The basic task of any investor is to minimize risks. A parallel and also very important event is increasing investment profitability. Finding a balance between two multidirectional processes allows you to achieve your goals in the form of preserving and increasing your own capital.

Investor rights

In addition to risks, investment activity provides for a certain set of rights for the investor. It includes several basic functions, including:

  • making investments in accordance with current rules and current legislation in this area;
  • independent choice of investment directions;
  • if necessary or desired, conclude contracts for representation of interests with professional market participants;
  • possession and disposal of legally acquired investment assets;
  • transfer of the right to manage capital to third parties who have the necessary licenses and permits;
  • pooling your assets with the capitals of other investors to make collective investments within the framework of current legislation;
  • use of other rights granted by the current version of the regulatory framework.

The above list can hardly be called exhaustive. But it clearly shows the diversity of investor rights, which are reliably protected by the current legislation in Russia. Any state strives to create a financial environment favorable for investment, as it contributes to the development of the country’s economy.

Let's define the terms

How to define investment in simple words? You can do this:

  • Investment is the investment of money or other valuable assets in a project to make a profit.
  • The investor is the owner of these assets and the recipient of profit from them.
  • Investment returns are always associated with the investment. And the investor’s own work and other efforts are useful, but not mandatory.

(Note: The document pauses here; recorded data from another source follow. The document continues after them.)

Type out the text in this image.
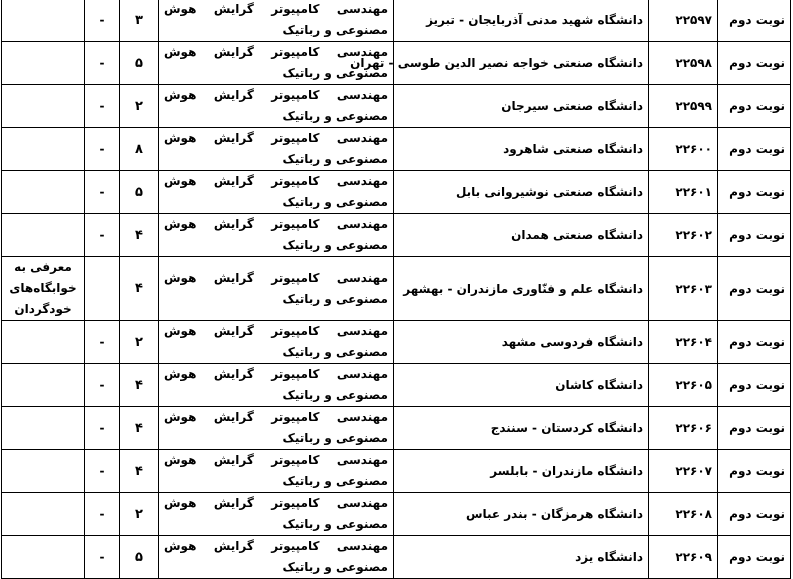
نوبت دوم	۲۲۵۹۷	دانشگاه شهید مدنی آذربایجان - تبریز	مهندسی کامپیوتر گرایش هوش مصنوعی و رباتیک	۳	-	
نوبت دوم	۲۲۵۹۸	دانشگاه صنعتی خواجه نصیر الدین طوسی - تهران	مهندسی کامپیوتر گرایش هوش مصنوعی و رباتیک	۵	-	
نوبت دوم	۲۲۵۹۹	دانشگاه صنعتی سیرجان	مهندسی کامپیوتر گرایش هوش مصنوعی و رباتیک	۲	-	
نوبت دوم	۲۲۶۰۰	دانشگاه صنعتی شاهرود	مهندسی کامپیوتر گرایش هوش مصنوعی و رباتیک	۸	-	
نوبت دوم	۲۲۶۰۱	دانشگاه صنعتی نوشیروانی بابل	مهندسی کامپیوتر گرایش هوش مصنوعی و رباتیک	۵	-	
نوبت دوم	۲۲۶۰۲	دانشگاه صنعتی همدان	مهندسی کامپیوتر گرایش هوش مصنوعی و رباتیک	۴	-	
نوبت دوم	۲۲۶۰۳	دانشگاه علم و فنّاوری مازندران - بهشهر	مهندسی کامپیوتر گرایش هوش مصنوعی و رباتیک	۴		معرفی به خوابگاه‌های خودگردان
نوبت دوم	۲۲۶۰۴	دانشگاه فردوسی مشهد	مهندسی کامپیوتر گرایش هوش مصنوعی و رباتیک	۲	-	
نوبت دوم	۲۲۶۰۵	دانشگاه کاشان	مهندسی کامپیوتر گرایش هوش مصنوعی و رباتیک	۴	-	
نوبت دوم	۲۲۶۰۶	دانشگاه کردستان - سنندج	مهندسی کامپیوتر گرایش هوش مصنوعی و رباتیک	۴	-	
نوبت دوم	۲۲۶۰۷	دانشگاه مازندران - بابلسر	مهندسی کامپیوتر گرایش هوش مصنوعی و رباتیک	۴	-	
نوبت دوم	۲۲۶۰۸	دانشگاه هرمزگان - بندر عباس	مهندسی کامپیوتر گرایش هوش مصنوعی و رباتیک	۲	-	
نوبت دوم	۲۲۶۰۹	دانشگاه یزد	مهندسی کامپیوتر گرایش هوش مصنوعی و رباتیک	۵	-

In economics, investments are described more complexly and strictly; lawyers have their own definitions. But for practice this is not particularly important. If some investment brings income, let’s call it an investment without looking at the theory.

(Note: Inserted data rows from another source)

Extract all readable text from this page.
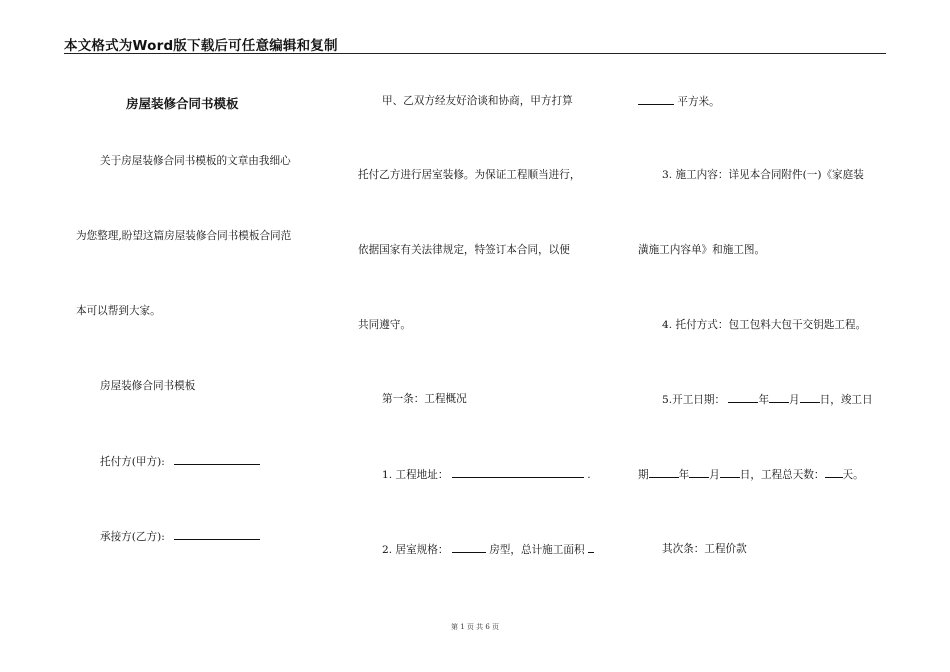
本文格式为Word版下载后可任意编辑和复制
房屋装修合同书模板
关于房屋装修合同书模板的文章由我细心
为您整理,盼望这篇房屋装修合同书模板合同范
本可以帮到大家。
房屋装修合同书模板
托付方(甲方):
承接方(乙方):
甲、乙双方经友好洽谈和协商，甲方打算
托付乙方进行居室装修。为保证工程顺当进行，
依据国家有关法律规定，特签订本合同，以便
共同遵守。
第一条：工程概况
1. 工程地址：	.
2. 居室规格：	房型，总计施工面积
平方米。
3. 施工内容：详见本合同附件(一)《家庭装
潢施工内容单》和施工图。
4. 托付方式：包工包料大包干交钥匙工程。
5.开工日期：	年 月 日，竣工日
期	年 月 日，工程总天数： 天。
其次条：工程价款
第 1 页 共 6 页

Investment situation in the world

Practice clearly demonstrates that without creating an effectively functioning investment market, it is extremely rare to achieve the formation of a successful economy. That is why the largest and most developed states become the most attractive for investment. Among them:

  • USA. Investing in the stock market is a common practice for a large part of the population (more than 50%). Institutional investors and other related systems are well developed;
  • Japan. Approximately 40% of the country’s adult population actively invests in various formats. The Central Bank of the state works with high intensity, including in terms of protecting the rights of depositors of all categories;
  • India. The weak development of the investment market is one of the main factors restraining the growth of the country's economy. The number of investors is one and a half percent of the adult population, which does not allow accumulating a sufficient amount of investment resources.

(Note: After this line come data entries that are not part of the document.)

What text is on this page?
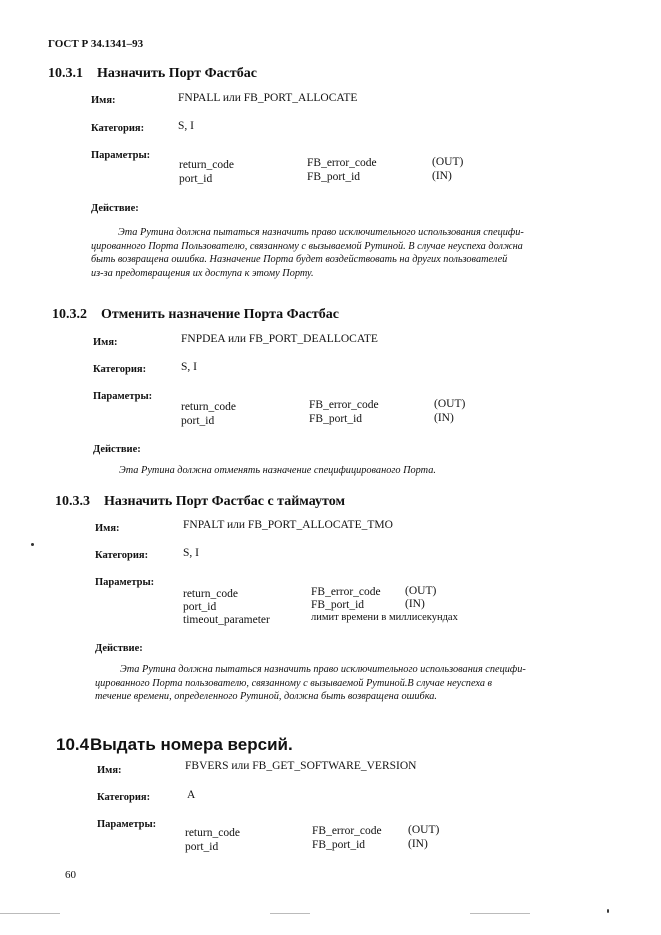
ГОСТ Р 34.1341–93
10.3.1 Назначить Порт Фастбас
Имя:	FNPALL или FB_PORT_ALLOCATE
Категория:	S, I
Параметры:
return_code	FB_error_code	(OUT)
port_id	FB_port_id	(IN)
Действие:
Эта Рутина должна пытаться назначить право исключительного использования специфи-
цированного Порта Пользователю, связанному с вызываемой Рутиной. В случае неуспеха должна
быть возвращена ошибка. Назначение Порта будет воздействовать на других пользователей
из-за предотвращения их доступа к этому Порту.
10.3.2 Отменить назначение Порта Фастбас
Имя:	FNPDEA или FB_PORT_DEALLOCATE
Категория:	S, I
Параметры:
return_code	FB_error_code	(OUT)
port_id	FB_port_id	(IN)
Действие:
Эта Рутина должна отменять назначение специфицированого Порта.
10.3.3 Назначить Порт Фастбас с таймаутом
Имя:	FNPALT или FB_PORT_ALLOCATE_TMO
Категория:	S, I
Параметры:
return_code	FB_error_code (OUT)
port_id	FB_port_id	(IN)
timeout_parameter	лимит времени в миллисекундах
Действие:
Эта Рутина должна пытаться назначить право исключительного использования специфи-
цированного Порта пользователю, связанному с вызываемой Рутиной.В случае неуспеха в
течение времени, определенного Рутиной, должна быть возвращена ошибка.
10.4Выдать номера версий.
Имя:	FBVERS или FB_GET_SOFTWARE_VERSION
Категория:	A
Параметры:
return_code	FB_error_code (OUT)
port_id	FB_port_id	(IN)
60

The current investment climate in Russia is closer not to developed countries (USA or Japan), but to India. This is not surprising given the relatively small number of active investors. Their number has been increasing rapidly in the last few years, which gives grounds for positive forecasts. The number of stock market participants today is more than 3.5 million people, which is already several times more than the same share of the population in India. We can only count on the continuation of the positive trend and further rapid growth of the domestic investment market.